Monday, December 1, 2025

Multiple sclerosis

Vignette says a 32 year old female presents to the neurology clinic with intermittent episodes of limb weakness and sensory disturbances in her left leg over the past 18 months; She reports numbness and tingling in her left leg, along with mild weakness for 7 days and her symptoms are particularly worse in hot climate, and after exercise; Over the past few months, she also reports of blurry vision in her right eye, with pain on eye movements and also urinary incontinence; Vital signs are normal; Examination findings show:-
Motor:- Mild weakness with MRC grade of 4/5 in the left leg and 5/5 in the right leg.
Sensory:- Decreased sensation to light touch and vibration in the left leg.
Reflexes:- Hyperreflexia in the left leg with positive Babinski sign on the left leg.
Cranial nerves:- Decreased visual acuity in the right eye with positive relative afferent pupillary defect (RAPD) in the right eye. Fundoscopic examination is normal.
MRI of the brain and spinal cord shows multiple hyperintense lesions (i.e. demyelinating lesions) within the periventricular areas on T2/FLAIR images; CSF analysis shows IgG oligoclonal bands; Visual evoked potential shows delayed latency in the right eye; Diagnosis?

Diagnosis is Multiple sclerosis (i.e. relapsing remitting multiple sclerosis).


Multiple sclerosis (MS) is an autoimmune demyelinating disease of the central nervous system.

Types:-

1. Relapsing remitting type (MC type)

2. Primary progressive type

3. Secondary progressive type


Presents with fatigue, sensory deficits, motor weakness, autonomic disturbances, cranial nerve deficits, and visual disturbances (e.g. optic neuritis, INO); Higher prevalence in individuals residing in the northern part (due to vitamin D deficiency); Associated with Uhthoff's phenomenon (i.e. symptoms worse in heat), Lhermitte's sign (i.e. radicular pain in legs with neck flexion); Urinary incontinence (i.e. urge incontinence).

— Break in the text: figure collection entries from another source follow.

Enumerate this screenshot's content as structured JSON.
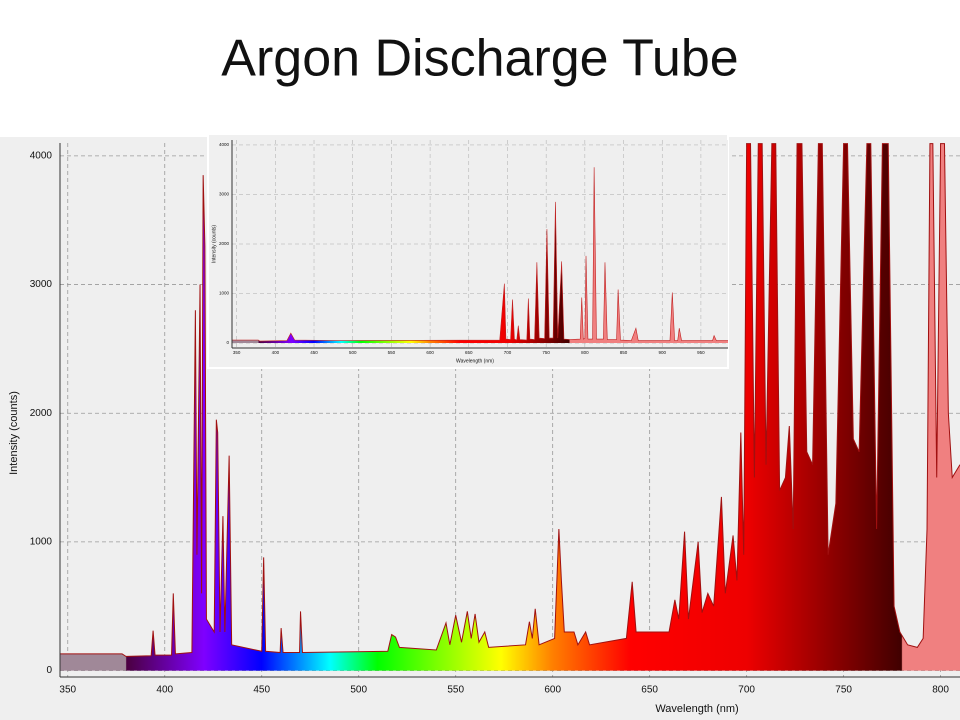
{
  "title": "Argon Discharge Tube",
  "chart_data": [
    {
      "type": "area",
      "xlabel": "Wavelength (nm)",
      "ylabel": "Intensity (counts)",
      "color": "#a01010",
      "grid": true,
      "xlim": [
        346,
        810
      ],
      "ylim": [
        -50,
        4100
      ],
      "xticks": [
        350,
        400,
        450,
        500,
        550,
        600,
        650,
        700,
        750,
        800
      ],
      "yticks": [
        0,
        1000,
        2000,
        3000,
        4000
      ],
      "x": [
        346,
        378,
        380,
        393,
        394,
        395,
        403.5,
        404.4,
        405.5,
        414,
        415.8,
        416.6,
        418.2,
        419,
        419.8,
        420.7,
        421.5,
        425.5,
        426.6,
        427.3,
        428.5,
        430,
        431,
        433.2,
        434.5,
        450,
        451,
        452,
        459.5,
        460,
        461,
        469.5,
        470,
        471,
        515,
        517,
        519,
        521,
        540,
        545,
        547,
        550,
        553,
        556,
        558,
        560,
        562,
        565,
        567,
        586,
        588,
        589.5,
        591,
        593,
        601,
        603.2,
        604.5,
        606,
        611,
        613,
        617,
        619,
        638,
        641,
        643,
        660,
        663,
        665,
        668,
        670,
        675,
        677,
        680,
        683,
        687,
        689,
        693,
        695,
        697,
        698.5,
        700,
        702,
        704,
        706,
        708,
        710,
        713,
        715,
        717,
        720,
        722,
        724,
        726,
        728.5,
        731,
        734,
        737,
        739,
        742,
        746,
        750,
        752,
        755,
        758,
        762,
        764,
        767,
        770,
        773,
        776,
        779,
        783,
        788,
        791,
        793,
        794.5,
        796,
        798,
        800,
        802,
        804,
        806,
        810
      ],
      "values": [
        130,
        130,
        110,
        115,
        310,
        120,
        120,
        600,
        130,
        140,
        2800,
        900,
        3000,
        600,
        3850,
        3300,
        400,
        300,
        1950,
        1850,
        300,
        1200,
        300,
        1670,
        200,
        150,
        880,
        150,
        140,
        330,
        140,
        140,
        460,
        140,
        150,
        280,
        260,
        180,
        160,
        370,
        200,
        430,
        220,
        460,
        250,
        440,
        220,
        300,
        180,
        200,
        380,
        250,
        480,
        200,
        250,
        1100,
        700,
        300,
        300,
        200,
        300,
        200,
        250,
        690,
        300,
        300,
        550,
        400,
        1080,
        400,
        1000,
        450,
        600,
        500,
        1350,
        600,
        1050,
        700,
        1850,
        900,
        4095,
        4095,
        1500,
        4095,
        4095,
        1600,
        4095,
        4095,
        1400,
        1500,
        1900,
        1100,
        4095,
        4095,
        1700,
        1600,
        4095,
        4095,
        900,
        1300,
        4095,
        4095,
        1800,
        1700,
        4095,
        4095,
        1100,
        4095,
        4095,
        500,
        300,
        200,
        180,
        250,
        1100,
        4095,
        4095,
        1500,
        4095,
        4095,
        2000,
        1500,
        1600
      ]
    },
    {
      "type": "area",
      "xlabel": "Wavelength (nm)",
      "ylabel": "Intensity (counts)",
      "color": "#c02020",
      "grid": true,
      "xlim": [
        344,
        985
      ],
      "ylim": [
        -100,
        4100
      ],
      "xticks": [
        350,
        400,
        450,
        500,
        550,
        600,
        650,
        700,
        750,
        800,
        850,
        900,
        950
      ],
      "yticks": [
        0,
        1000,
        2000,
        3000,
        4000
      ],
      "x": [
        344,
        378,
        380,
        415,
        420,
        425,
        480,
        690,
        696,
        698,
        704,
        706.5,
        709,
        712,
        714,
        716,
        725,
        727,
        729,
        735,
        738,
        741,
        748,
        751,
        754,
        759,
        762,
        765,
        770,
        773,
        781,
        794,
        796,
        798,
        800,
        801.5,
        804,
        810,
        812,
        815,
        824,
        826,
        829,
        841,
        843,
        846,
        860,
        866,
        869,
        910,
        913,
        916,
        920,
        922,
        925,
        965,
        967,
        970,
        985
      ],
      "values": [
        60,
        60,
        40,
        50,
        200,
        60,
        50,
        60,
        1200,
        80,
        70,
        880,
        80,
        60,
        350,
        70,
        60,
        900,
        80,
        70,
        1630,
        100,
        90,
        2300,
        100,
        100,
        2850,
        100,
        1650,
        80,
        70,
        80,
        920,
        80,
        90,
        1760,
        80,
        80,
        3550,
        80,
        80,
        1630,
        70,
        70,
        1080,
        60,
        50,
        300,
        50,
        50,
        1020,
        50,
        50,
        300,
        50,
        50,
        150,
        50,
        50
      ]
    }
  ]
}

Optic neuritis is the first presenting symptom of multiple sclerosis; Presents with vision loss, pain with eye movements, RAPD or Marcus gunn pupil, color vision deficiency and Uhthoff’s phenomenon. Fundoscopy is normal in the acute phase but shows optic disc pallor in the chronic phase.


Diagnosis:-

1. MRI of the brain and spinal cord shows multiple hyperintense lesions (i.e. demyelinating lesions) within the periventricular, juxtacortical and infratentorial areas on T2/FLAIR images i.e. multiple sclerotic plaques (demyelinating lesions) within the periventricular, juxtacortical and infratentorial areas.

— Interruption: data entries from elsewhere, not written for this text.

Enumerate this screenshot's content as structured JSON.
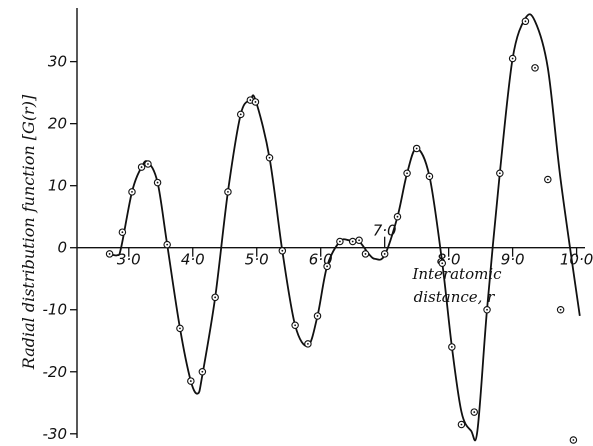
{
  "chart_data": {
    "type": "line",
    "ylabel": "Radial distribution function [G(r)]",
    "xlabel_line1": "Interatomic",
    "xlabel_line2": "distance, r",
    "xlim": [
      2.55,
      10.1
    ],
    "ylim": [
      -31,
      38
    ],
    "x_ticks": [
      3.0,
      4.0,
      5.0,
      6.0,
      7.0,
      8.0,
      9.0,
      10.0
    ],
    "x_tick_labels": [
      "3·0",
      "4·0",
      "5·0",
      "6·0",
      "7·0",
      "8·0",
      "9·0",
      "10·0"
    ],
    "y_ticks": [
      -30,
      -20,
      -10,
      0,
      10,
      20,
      30
    ],
    "y_tick_labels": [
      "-30",
      "-20",
      "-10",
      "0",
      "10",
      "20",
      "30"
    ],
    "points_x": [
      2.7,
      2.9,
      3.05,
      3.2,
      3.3,
      3.45,
      3.6,
      3.8,
      3.97,
      4.15,
      4.35,
      4.55,
      4.75,
      4.9,
      4.98,
      5.2,
      5.4,
      5.6,
      5.8,
      5.95,
      6.1,
      6.3,
      6.5,
      6.6,
      6.7,
      7.0,
      7.2,
      7.35,
      7.5,
      7.7,
      7.9,
      8.05,
      8.2,
      8.4,
      8.6,
      8.8,
      9.0,
      9.2,
      9.35,
      9.55,
      9.75,
      9.95
    ],
    "points_y": [
      -1,
      2.5,
      9,
      13,
      13.5,
      10.5,
      0.5,
      -13,
      -21.5,
      -20,
      -8,
      9,
      21.5,
      23.8,
      23.5,
      14.5,
      -0.5,
      -12.5,
      -15.5,
      -11,
      -3,
      1,
      1,
      1.2,
      -1,
      -1,
      5,
      12,
      16,
      11.5,
      -2.5,
      -16,
      -28.5,
      -26.5,
      -10,
      12,
      30.5,
      36.5,
      29,
      11,
      -10,
      -31
    ],
    "curve_x": [
      2.7,
      2.82,
      2.88,
      3.05,
      3.2,
      3.3,
      3.45,
      3.6,
      3.8,
      3.97,
      4.08,
      4.15,
      4.35,
      4.55,
      4.75,
      4.9,
      4.98,
      5.2,
      5.4,
      5.6,
      5.8,
      5.95,
      6.1,
      6.3,
      6.45,
      6.6,
      6.75,
      6.85,
      7.0,
      7.2,
      7.35,
      7.5,
      7.7,
      7.9,
      8.05,
      8.2,
      8.35,
      8.45,
      8.6,
      8.8,
      9.0,
      9.2,
      9.35,
      9.55,
      9.75,
      10.05
    ],
    "curve_y": [
      -1,
      -1.2,
      0,
      9,
      13,
      13.8,
      10.5,
      0.5,
      -13,
      -21.5,
      -23.5,
      -20.5,
      -8,
      9,
      21.5,
      23.8,
      23.8,
      14.5,
      -0.5,
      -12.5,
      -15.8,
      -11,
      -3,
      1,
      1.2,
      1,
      -1,
      -1.8,
      -1.2,
      5,
      12,
      16,
      11.5,
      -2.5,
      -16,
      -26.5,
      -29.5,
      -29.5,
      -10,
      12,
      30.5,
      37,
      36.5,
      29,
      11,
      -11
    ]
  }
}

2. CSF analysis shows IgG oligoclonal bands.

3. Visual evoked potential tests.


Management:-

1. Acute attacks are managed with high dose corticosteroids (e.g. IV methylprednisolone).

2. Disease-modifying therapies are the mainstay of treatment of relapsing-remitting MS;

Disease modifying drugs are:-

a. Interferon-beta

b. Fingolimod

c. Natalizumab (associated with progressive multifocal leukoencephalopathy due to JC virus reactivation)

d. Glatiramer

e. Rituximab

3. Symptomatic measures are gabapentin for neuropathic pain, baclofen for spasticity, oxybutynin (muscarinic cholinergic antagonist) for urge incontinence, SSRIs for major depression disorder and modafinil for fatigue.

4. Supportive measures are exercise, avoid excessive heat, smoking cessation, and vitamin D supplementation.